Abstract:
Numerical methods are developed for solving the Cauchy problem for systems of ordinary differential equations with a single limiting singular point lying on the right boundary of the considered range of the argument. Such initial value problems arise in a variety of areas, such as inelastic deformation of metal structures at various temperatures and stresses under creep conditions, the computation of strength characteristics and the estimation of residual strain in the design of nuclear reactors, the construction and aerospace industries, and mechanical engineering. Since such initial value problems are ill-conditioned, their numerical solution faces considerable difficulties. Conventional explicit methods can be used for problems of this class, but only outside a neighborhood of limiting singular points, where the error of the numerical solution grows sharply. As a result, the step size has to be reduced significantly, which increases the computation time and makes explicit methods computationally expensive. For the numerical solution, it is possible to use the method of solution continuation, whereby the original argument of the problem is replaced by a new one such that the transformed problem is better conditioned. However, the best argument does not give desirable numerical advantages in this case, since the form of the original problem is complicated considerably. As a more suitable approach, we propose a specialized argument for solution continuation, which is called a modified best argument.
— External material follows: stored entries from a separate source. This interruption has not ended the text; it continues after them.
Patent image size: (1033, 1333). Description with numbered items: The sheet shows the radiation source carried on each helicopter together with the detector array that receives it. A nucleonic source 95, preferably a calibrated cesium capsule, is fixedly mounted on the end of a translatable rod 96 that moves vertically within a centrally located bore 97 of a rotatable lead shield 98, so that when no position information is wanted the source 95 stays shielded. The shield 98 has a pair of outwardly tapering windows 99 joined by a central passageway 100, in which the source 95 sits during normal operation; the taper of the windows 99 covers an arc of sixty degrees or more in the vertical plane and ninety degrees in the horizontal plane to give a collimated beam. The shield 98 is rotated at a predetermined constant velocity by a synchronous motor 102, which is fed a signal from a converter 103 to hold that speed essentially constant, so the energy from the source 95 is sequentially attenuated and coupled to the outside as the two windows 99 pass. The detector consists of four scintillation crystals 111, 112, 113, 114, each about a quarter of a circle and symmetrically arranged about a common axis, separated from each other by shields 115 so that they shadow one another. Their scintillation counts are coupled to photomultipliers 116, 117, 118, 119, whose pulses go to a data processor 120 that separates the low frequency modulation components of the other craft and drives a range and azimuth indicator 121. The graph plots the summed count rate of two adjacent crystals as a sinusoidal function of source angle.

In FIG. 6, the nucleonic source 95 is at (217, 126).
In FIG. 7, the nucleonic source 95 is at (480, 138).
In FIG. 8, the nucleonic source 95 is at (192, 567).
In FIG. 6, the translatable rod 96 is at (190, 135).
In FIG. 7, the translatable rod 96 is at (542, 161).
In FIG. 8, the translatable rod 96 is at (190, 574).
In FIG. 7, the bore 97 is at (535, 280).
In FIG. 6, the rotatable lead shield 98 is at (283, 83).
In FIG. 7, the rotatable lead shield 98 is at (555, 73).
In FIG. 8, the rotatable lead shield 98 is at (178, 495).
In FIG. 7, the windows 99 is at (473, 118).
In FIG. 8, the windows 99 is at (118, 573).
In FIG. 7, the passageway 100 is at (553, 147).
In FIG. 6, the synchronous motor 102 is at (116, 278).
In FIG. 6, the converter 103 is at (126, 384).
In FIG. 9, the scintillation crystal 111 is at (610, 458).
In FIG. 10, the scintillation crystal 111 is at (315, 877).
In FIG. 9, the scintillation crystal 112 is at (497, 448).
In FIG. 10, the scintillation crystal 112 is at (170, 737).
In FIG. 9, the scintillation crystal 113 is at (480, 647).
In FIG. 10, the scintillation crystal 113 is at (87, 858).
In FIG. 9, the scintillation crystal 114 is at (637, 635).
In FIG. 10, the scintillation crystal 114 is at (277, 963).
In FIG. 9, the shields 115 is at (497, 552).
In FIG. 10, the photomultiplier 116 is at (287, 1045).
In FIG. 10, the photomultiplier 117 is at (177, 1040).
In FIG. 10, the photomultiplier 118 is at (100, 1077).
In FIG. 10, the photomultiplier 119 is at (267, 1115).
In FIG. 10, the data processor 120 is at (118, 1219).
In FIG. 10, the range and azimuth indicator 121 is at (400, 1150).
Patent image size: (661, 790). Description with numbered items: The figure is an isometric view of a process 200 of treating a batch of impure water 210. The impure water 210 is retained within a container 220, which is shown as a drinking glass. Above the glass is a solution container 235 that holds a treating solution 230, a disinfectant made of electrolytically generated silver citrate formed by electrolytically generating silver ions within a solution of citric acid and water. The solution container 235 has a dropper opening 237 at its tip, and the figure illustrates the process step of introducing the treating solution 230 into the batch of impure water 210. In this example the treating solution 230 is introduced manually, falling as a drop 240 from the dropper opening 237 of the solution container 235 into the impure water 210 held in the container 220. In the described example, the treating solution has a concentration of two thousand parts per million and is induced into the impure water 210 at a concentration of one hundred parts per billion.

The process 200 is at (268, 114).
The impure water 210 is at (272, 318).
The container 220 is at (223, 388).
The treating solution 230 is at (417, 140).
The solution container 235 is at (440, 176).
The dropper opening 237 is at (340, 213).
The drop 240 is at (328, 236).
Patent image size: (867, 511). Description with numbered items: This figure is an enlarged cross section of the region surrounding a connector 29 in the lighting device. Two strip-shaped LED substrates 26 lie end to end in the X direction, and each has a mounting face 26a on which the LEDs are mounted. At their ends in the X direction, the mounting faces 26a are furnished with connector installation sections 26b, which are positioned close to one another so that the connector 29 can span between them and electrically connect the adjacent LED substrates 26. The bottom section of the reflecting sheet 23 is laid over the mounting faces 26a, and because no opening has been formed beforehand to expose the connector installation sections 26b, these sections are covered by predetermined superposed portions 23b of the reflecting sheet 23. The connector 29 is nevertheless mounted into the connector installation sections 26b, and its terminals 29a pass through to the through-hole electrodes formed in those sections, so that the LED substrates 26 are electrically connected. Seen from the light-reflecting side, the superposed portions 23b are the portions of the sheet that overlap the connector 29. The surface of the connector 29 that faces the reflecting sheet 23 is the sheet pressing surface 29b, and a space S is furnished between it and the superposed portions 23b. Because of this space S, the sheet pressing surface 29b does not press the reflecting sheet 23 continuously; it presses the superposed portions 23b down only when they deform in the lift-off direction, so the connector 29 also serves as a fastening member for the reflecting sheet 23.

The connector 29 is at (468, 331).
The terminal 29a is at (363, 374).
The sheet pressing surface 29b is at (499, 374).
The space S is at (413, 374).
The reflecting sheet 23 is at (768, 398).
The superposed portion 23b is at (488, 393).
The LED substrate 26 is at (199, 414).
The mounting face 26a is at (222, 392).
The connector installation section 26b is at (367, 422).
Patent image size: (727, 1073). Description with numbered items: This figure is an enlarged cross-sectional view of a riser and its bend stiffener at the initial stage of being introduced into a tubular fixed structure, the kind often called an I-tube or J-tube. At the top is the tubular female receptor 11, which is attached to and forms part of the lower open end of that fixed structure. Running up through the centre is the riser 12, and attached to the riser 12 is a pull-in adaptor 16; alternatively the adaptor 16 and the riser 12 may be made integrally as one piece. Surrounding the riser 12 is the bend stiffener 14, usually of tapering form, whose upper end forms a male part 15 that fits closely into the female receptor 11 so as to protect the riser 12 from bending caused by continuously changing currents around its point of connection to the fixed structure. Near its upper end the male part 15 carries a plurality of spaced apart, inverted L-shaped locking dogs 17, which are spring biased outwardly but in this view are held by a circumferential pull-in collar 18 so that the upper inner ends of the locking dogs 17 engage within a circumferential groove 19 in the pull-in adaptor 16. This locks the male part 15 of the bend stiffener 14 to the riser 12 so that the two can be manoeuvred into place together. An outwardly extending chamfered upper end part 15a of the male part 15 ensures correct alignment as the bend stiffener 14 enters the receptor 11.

For tubular samples of X18H10T steel subjected to tension to fracture, the advantages of the method of solution continuation with respect to a modified best argument are demonstrated by comparing it with traditional explicit methods for the Cauchy problem and with the best parametrization. The reliability of the results is confirmed by comparing them with experimental measurements and data of other authors.
Key words:method of solution continuation, best argument, modified best argument, initial value problem, system of ordinary differential equations, creep, fracture, long-term strength, damage parameter.